2013 Collection with TerraStrand
Chilewich
Chilewich has substituted petroleum-based plasticizers for TerraStrand, a phthalate-free fiber made from renewable vegetable compounds. Combined with its PVC-free BioFelt backing system, Chilewich products now boast lower greenhouse gas emissions and a lower carbon footprint than traditional vinyl products.

Net Effect
Interface
Designed by David Oakey to convey the movement of water, the yarn fluff on both 20-square-inch tiles and 10- by 40-inch planks is made of 100 percent recycled content from Interface’s ReEntry program. Carpet fibers will eventually constructed from nets gathered from the Net-Works project, a joint venture in the Danajon Bank area of the Philippines with the Zoological Society of London that collects and repurposes the discarded fishing nets from some of the world’s poorest fishing communities.

TECHNOLOGY INTEGRATION
The effect technology has had on the workplace is undeniable. The ability to work anywhere at any time has changed not only the way we work but where we work and the new corporate environment accommodates everything from advanced integration to stylish simplicity.

Bluescape
Haworth
Developed with Obscura Digital, Bluescape is a cloud-based software and surface that can be accessed on multi-panel high definition touch screens, laptops, and mobile devices simultaneously from anywhere in the world. More than 160 acres of visual data can be stored within the system and does not require a WiFi signal to function across long distances.

Element Desk
Moser Contract
Taking a low-tech approach to workplace technology integration, Adam Rogers’s design for the Element desk’s classic lines are uninterrupted by cord management strategies.

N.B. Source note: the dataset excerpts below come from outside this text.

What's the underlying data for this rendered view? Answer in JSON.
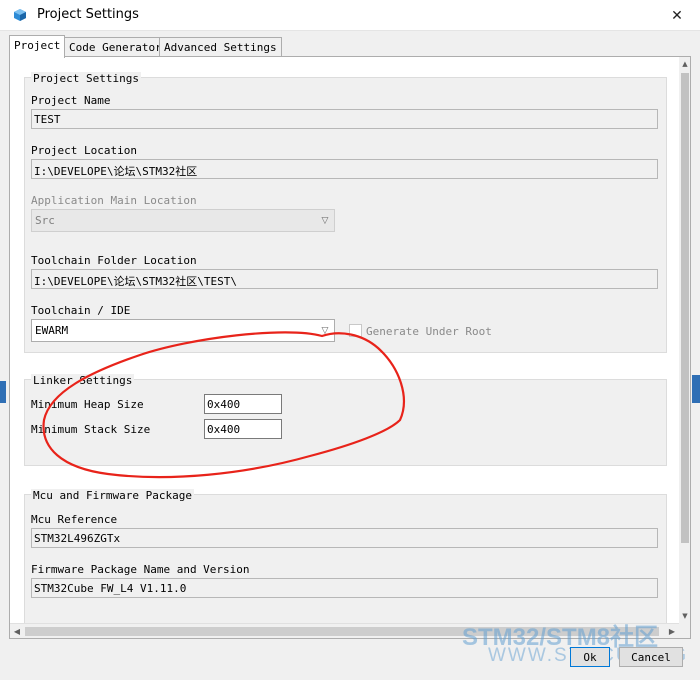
{
  "window": {
    "title": "Project Settings",
    "close_glyph": "✕"
  },
  "tabs": [
    {
      "label": "Project",
      "active": true
    },
    {
      "label": "Code Generator",
      "active": false
    },
    {
      "label": "Advanced Settings",
      "active": false
    }
  ],
  "project_settings": {
    "group_title": "Project Settings",
    "project_name_label": "Project Name",
    "project_name_value": "TEST",
    "project_location_label": "Project Location",
    "project_location_value": "I:\\DEVELOPE\\论坛\\STM32社区",
    "app_main_location_label": "Application Main Location",
    "app_main_location_value": "Src",
    "toolchain_folder_label": "Toolchain Folder Location",
    "toolchain_folder_value": "I:\\DEVELOPE\\论坛\\STM32社区\\TEST\\",
    "toolchain_ide_label": "Toolchain / IDE",
    "toolchain_ide_value": "EWARM",
    "generate_under_root_label": "Generate Under Root"
  },
  "linker_settings": {
    "group_title": "Linker Settings",
    "min_heap_label": "Minimum Heap Size",
    "min_heap_value": "0x400",
    "min_stack_label": "Minimum Stack Size",
    "min_stack_value": "0x400"
  },
  "mcu_firmware": {
    "group_title": "Mcu and Firmware Package",
    "mcu_reference_label": "Mcu Reference",
    "mcu_reference_value": "STM32L496ZGTx",
    "firmware_label": "Firmware Package Name and Version",
    "firmware_value": "STM32Cube FW_L4 V1.11.0"
  },
  "buttons": {
    "ok": "Ok",
    "cancel": "Cancel"
  },
  "watermark": {
    "text": "STM32/STM8社区",
    "url": "WWW.STMCU.ORG"
  },
  "colors": {
    "annotation": "#e8231a",
    "accent": "#0078d7"
  }
}
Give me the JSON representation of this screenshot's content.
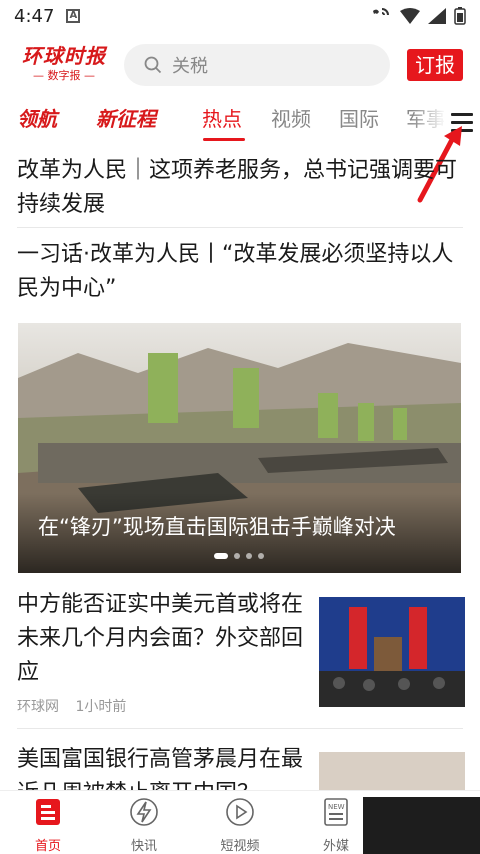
{
  "status_bar": {
    "time": "4:47",
    "badge": "A"
  },
  "header": {
    "logo_main": "环球时报",
    "logo_sub": "— 数字报 —",
    "search_placeholder": "关税",
    "subscribe_label": "订报"
  },
  "tabs": [
    {
      "label": "领航"
    },
    {
      "label": "新征程"
    },
    {
      "label": "热点"
    },
    {
      "label": "视频"
    },
    {
      "label": "国际"
    },
    {
      "label": "军事"
    }
  ],
  "feed": {
    "headline_1": "改革为人民｜这项养老服务，总书记强调要可持续发展",
    "headline_2": "一习话·改革为人民丨“改革发展必须坚持以人民为中心”",
    "banner_caption": "在“锋刃”现场直击国际狙击手巅峰对决",
    "news_1": {
      "title": "中方能否证实中美元首或将在未来几个月内会面？外交部回应",
      "source": "环球网",
      "time": "1小时前"
    },
    "news_2": {
      "title": "美国富国银行高管茅晨月在最近几周被禁止离开中国？"
    }
  },
  "bottom_nav": [
    {
      "label": "首页"
    },
    {
      "label": "快讯"
    },
    {
      "label": "短视频"
    },
    {
      "label": "外媒"
    }
  ],
  "colors": {
    "accent": "#e6171d",
    "brand_red": "#d7191b"
  }
}
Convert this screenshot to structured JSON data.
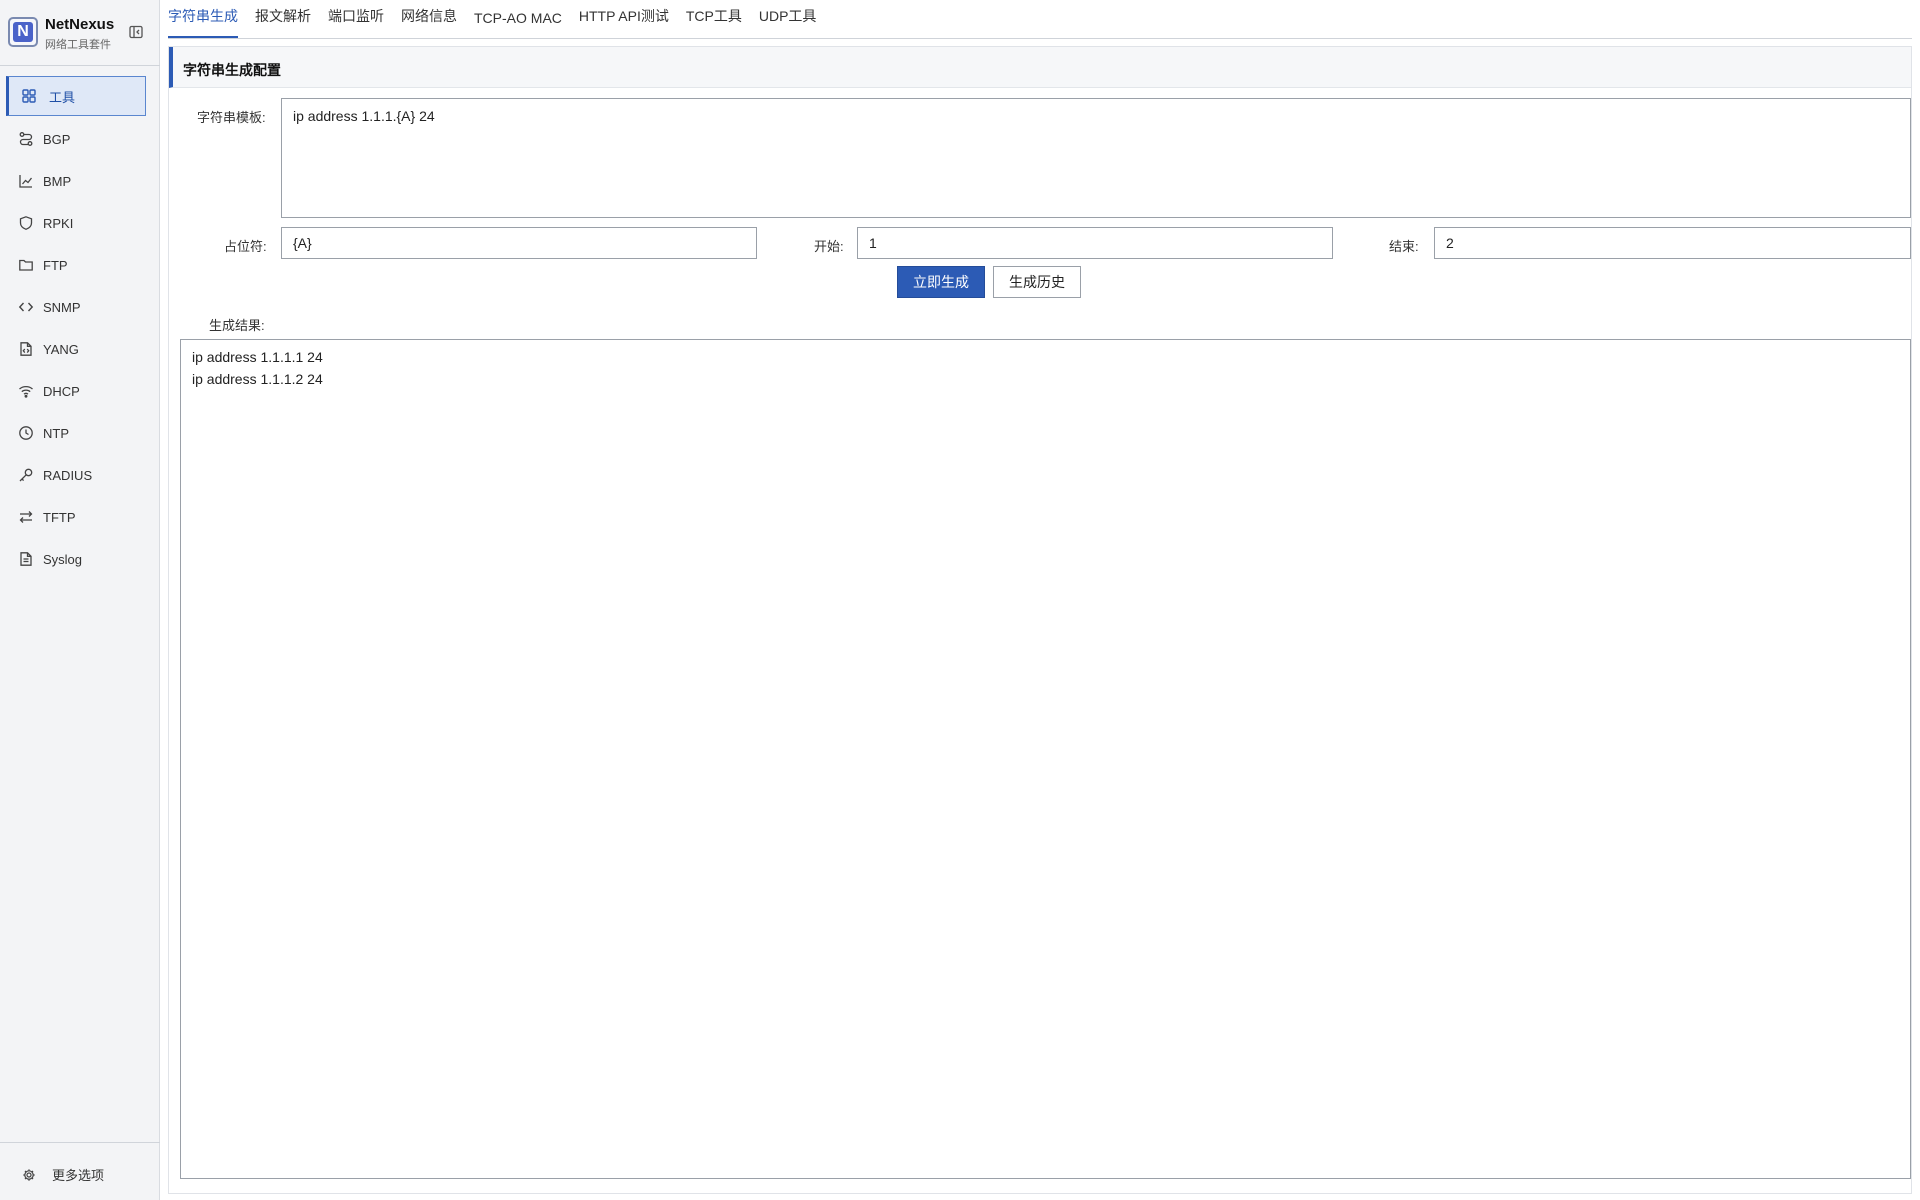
{
  "brand": {
    "name": "NetNexus",
    "subtitle": "网络工具套件",
    "logo_letter": "N"
  },
  "sidebar": {
    "items": [
      {
        "label": "工具",
        "icon": "grid-icon",
        "active": true
      },
      {
        "label": "BGP",
        "icon": "route-icon"
      },
      {
        "label": "BMP",
        "icon": "chart-icon"
      },
      {
        "label": "RPKI",
        "icon": "shield-icon"
      },
      {
        "label": "FTP",
        "icon": "folder-icon"
      },
      {
        "label": "SNMP",
        "icon": "code-icon"
      },
      {
        "label": "YANG",
        "icon": "file-code-icon"
      },
      {
        "label": "DHCP",
        "icon": "wifi-icon"
      },
      {
        "label": "NTP",
        "icon": "clock-icon"
      },
      {
        "label": "RADIUS",
        "icon": "key-icon"
      },
      {
        "label": "TFTP",
        "icon": "transfer-icon"
      },
      {
        "label": "Syslog",
        "icon": "document-icon"
      }
    ],
    "more_options": "更多选项"
  },
  "tabs": [
    {
      "label": "字符串生成",
      "active": true
    },
    {
      "label": "报文解析"
    },
    {
      "label": "端口监听"
    },
    {
      "label": "网络信息"
    },
    {
      "label": "TCP-AO MAC"
    },
    {
      "label": "HTTP API测试"
    },
    {
      "label": "TCP工具"
    },
    {
      "label": "UDP工具"
    }
  ],
  "panel": {
    "title": "字符串生成配置",
    "template_label": "字符串模板:",
    "template_value": "ip address 1.1.1.{A} 24",
    "placeholder_label": "占位符:",
    "placeholder_value": "{A}",
    "start_label": "开始:",
    "start_value": "1",
    "end_label": "结束:",
    "end_value": "2",
    "generate_button": "立即生成",
    "history_button": "生成历史",
    "result_label": "生成结果:",
    "result_lines": [
      "ip address 1.1.1.1 24",
      "ip address 1.1.1.2 24"
    ]
  },
  "colors": {
    "accent": "#2c5bb5",
    "sidebar_bg": "#f3f4f6",
    "active_item_bg": "#dfe8f7"
  }
}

Made from solid, domestically sourced hardwood, hollowed desk legs hide desktop wires and a keyboard drawer with a collapsible front conceals multiple power and data ports.

V.I.A.
Steelcase
Vertical Intelligent Architecture, or V.I.A., makes use of the most underutilized real estate in the office: the walls. Video conferencing capabilities, writable and tackable surfaces, multiple display screens, and acoustical privacy are integrated into a modular system of walls that can be reconfigured and adapted to automatically meet the way people work with embedded sensors, activators, and microprocessors.